In terms of practical application, the theoretical framework outlined above offers three key benefits. In academia, it seeks to address a gap in AI-era brand equity research by proposing a complete theoretical framework covering definition, construction, and evaluation. The study introduces a four-part model consisting of: one objective (AIBE), one foundation (KNIT Enterprise Trusted Knowledge Network), one methodology (GEO), and one evaluation system (the AIBV Index Framework). For industry, the report argues that the concept of AI brand equity and its associated development strategies can provide practical guidance for companies navigating AI-driven branding challenges. In the future, the National Institute of Advertising plans to collaborate with global data organizations and think tanks to provide end-to-end solutions covering strategic planning, content monitoring, diagnostic assessment, and implementation.

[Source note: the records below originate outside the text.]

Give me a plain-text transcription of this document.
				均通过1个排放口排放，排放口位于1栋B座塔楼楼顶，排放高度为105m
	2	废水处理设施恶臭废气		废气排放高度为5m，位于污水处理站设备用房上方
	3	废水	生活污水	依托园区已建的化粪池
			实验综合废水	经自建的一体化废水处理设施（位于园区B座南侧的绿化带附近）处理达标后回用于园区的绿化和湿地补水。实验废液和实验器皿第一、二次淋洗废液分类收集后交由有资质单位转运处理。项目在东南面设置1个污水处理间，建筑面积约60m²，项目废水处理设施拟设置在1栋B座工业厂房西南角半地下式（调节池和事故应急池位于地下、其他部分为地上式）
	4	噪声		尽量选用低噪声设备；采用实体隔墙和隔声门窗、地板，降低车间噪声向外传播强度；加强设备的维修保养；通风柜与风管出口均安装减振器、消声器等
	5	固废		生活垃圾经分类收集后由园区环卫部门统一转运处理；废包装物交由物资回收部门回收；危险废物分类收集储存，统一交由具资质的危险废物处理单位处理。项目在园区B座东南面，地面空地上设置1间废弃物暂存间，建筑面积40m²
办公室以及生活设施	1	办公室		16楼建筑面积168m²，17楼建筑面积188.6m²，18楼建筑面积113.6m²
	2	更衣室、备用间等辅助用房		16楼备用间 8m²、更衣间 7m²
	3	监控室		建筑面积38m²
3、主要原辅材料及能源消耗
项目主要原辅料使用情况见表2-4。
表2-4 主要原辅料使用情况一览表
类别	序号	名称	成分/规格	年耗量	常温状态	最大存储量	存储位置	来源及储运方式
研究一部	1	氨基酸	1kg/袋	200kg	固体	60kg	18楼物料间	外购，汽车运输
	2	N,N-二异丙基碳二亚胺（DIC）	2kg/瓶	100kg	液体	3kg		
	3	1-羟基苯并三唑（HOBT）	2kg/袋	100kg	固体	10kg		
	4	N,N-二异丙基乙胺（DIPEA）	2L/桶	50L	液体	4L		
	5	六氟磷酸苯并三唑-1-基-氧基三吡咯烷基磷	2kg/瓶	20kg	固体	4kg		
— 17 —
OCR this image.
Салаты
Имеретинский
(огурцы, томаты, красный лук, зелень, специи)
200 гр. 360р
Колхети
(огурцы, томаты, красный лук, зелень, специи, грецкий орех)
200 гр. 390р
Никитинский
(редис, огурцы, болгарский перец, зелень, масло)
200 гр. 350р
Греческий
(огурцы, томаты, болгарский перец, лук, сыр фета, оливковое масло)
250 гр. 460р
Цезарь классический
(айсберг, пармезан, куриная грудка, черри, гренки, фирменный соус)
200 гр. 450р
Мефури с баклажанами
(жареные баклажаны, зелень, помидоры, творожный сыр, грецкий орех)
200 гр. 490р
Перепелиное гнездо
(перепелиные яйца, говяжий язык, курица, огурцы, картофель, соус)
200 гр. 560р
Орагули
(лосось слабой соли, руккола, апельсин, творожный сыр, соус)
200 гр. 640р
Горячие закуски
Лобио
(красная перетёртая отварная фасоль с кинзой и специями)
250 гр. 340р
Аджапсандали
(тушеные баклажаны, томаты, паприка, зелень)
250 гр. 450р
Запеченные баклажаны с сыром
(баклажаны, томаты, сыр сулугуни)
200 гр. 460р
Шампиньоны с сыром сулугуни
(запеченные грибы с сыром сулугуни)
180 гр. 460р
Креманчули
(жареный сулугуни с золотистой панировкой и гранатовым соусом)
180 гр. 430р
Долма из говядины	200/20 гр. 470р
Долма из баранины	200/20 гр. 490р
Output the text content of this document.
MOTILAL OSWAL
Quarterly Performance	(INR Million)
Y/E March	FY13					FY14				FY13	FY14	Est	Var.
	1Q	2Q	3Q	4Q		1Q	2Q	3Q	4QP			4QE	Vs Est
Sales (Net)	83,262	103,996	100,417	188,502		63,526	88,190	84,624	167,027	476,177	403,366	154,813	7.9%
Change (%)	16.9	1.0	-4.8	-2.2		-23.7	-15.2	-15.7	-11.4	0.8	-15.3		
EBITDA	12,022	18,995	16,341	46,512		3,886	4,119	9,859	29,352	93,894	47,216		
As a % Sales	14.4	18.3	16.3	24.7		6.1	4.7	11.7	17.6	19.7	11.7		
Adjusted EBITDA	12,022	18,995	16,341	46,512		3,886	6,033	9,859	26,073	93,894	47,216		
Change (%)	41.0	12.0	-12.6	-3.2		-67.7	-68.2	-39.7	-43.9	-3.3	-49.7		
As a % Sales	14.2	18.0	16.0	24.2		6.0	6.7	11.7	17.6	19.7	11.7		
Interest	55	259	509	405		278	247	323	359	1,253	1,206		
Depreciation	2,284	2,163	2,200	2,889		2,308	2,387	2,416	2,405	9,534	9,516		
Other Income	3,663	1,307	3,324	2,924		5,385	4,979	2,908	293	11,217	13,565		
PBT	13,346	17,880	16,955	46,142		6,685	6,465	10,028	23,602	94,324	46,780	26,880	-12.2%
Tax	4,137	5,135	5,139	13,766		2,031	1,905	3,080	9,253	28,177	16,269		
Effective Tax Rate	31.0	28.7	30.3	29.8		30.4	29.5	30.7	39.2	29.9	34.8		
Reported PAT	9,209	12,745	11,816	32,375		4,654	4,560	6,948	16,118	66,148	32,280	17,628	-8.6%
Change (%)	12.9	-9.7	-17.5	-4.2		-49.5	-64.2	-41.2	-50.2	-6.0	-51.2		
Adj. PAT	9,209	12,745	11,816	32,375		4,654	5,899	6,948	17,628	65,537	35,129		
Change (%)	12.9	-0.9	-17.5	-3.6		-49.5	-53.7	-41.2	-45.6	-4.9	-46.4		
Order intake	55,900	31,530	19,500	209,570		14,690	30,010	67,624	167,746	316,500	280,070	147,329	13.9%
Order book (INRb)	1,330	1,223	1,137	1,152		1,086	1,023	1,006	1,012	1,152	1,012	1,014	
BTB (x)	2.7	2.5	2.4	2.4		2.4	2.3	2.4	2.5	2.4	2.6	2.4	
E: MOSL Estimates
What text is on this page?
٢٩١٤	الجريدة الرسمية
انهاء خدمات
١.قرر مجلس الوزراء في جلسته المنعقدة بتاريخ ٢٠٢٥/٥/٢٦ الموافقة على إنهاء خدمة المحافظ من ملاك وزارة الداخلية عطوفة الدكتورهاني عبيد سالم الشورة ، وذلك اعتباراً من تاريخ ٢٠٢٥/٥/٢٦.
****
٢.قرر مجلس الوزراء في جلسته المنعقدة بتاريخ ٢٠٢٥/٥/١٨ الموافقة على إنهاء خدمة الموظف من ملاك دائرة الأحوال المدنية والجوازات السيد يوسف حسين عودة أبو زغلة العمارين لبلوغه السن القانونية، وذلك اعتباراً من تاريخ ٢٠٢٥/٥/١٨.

In the field of global governance, the framework is designed to align brand development with emerging AI regulatory requirements, including the European Union Artificial Intelligence Act, helping Chinese companies build trusted digital credentials for international expansion.
The report concludes that brand competition in the AI era is increasingly becoming a competition in the ability to supply trustworthy knowledge. By developing trusted knowledge networks, innovating generative-engine optimization methods, and establishing measurable brand equity indices, companies can create quantifiable AI brand assets while contributing to a healthier global AI branding ecosystem.
Li Qiang, General Manager of Nouvelles d’Europe UK Edition, said artificial intelligence is profoundly reshaping global communications, brand-building strategies, and international business expansion. As a multilingual media platform rooted in the UK and connecting China and Britain, the Nouvelles d’Europe UK Edition have long focused on technological innovation, brand globalization, and bilateral industrial cooperation. By participating in the White Paper and the co-establishment of a Brand Lab (London) Research and Innovation Base with National Institute of Advertising, we hope to further leverage the combined strengths of media, think tanks, and industry resources to support Chinese enterprises in building trusted, visible, and sustainable international brand assets in the AI era.
Following the White Paper launch, the National Institute of Advertising and the Nouvelles d’Europe UK Edition held an unveiling ceremony for their jointly established Brand Lab (London) Research and Innovation Base. The two organizations will use the platform to conduct collaborative research and promote practical applications in areas including AI-era brand equity and international brand expansion.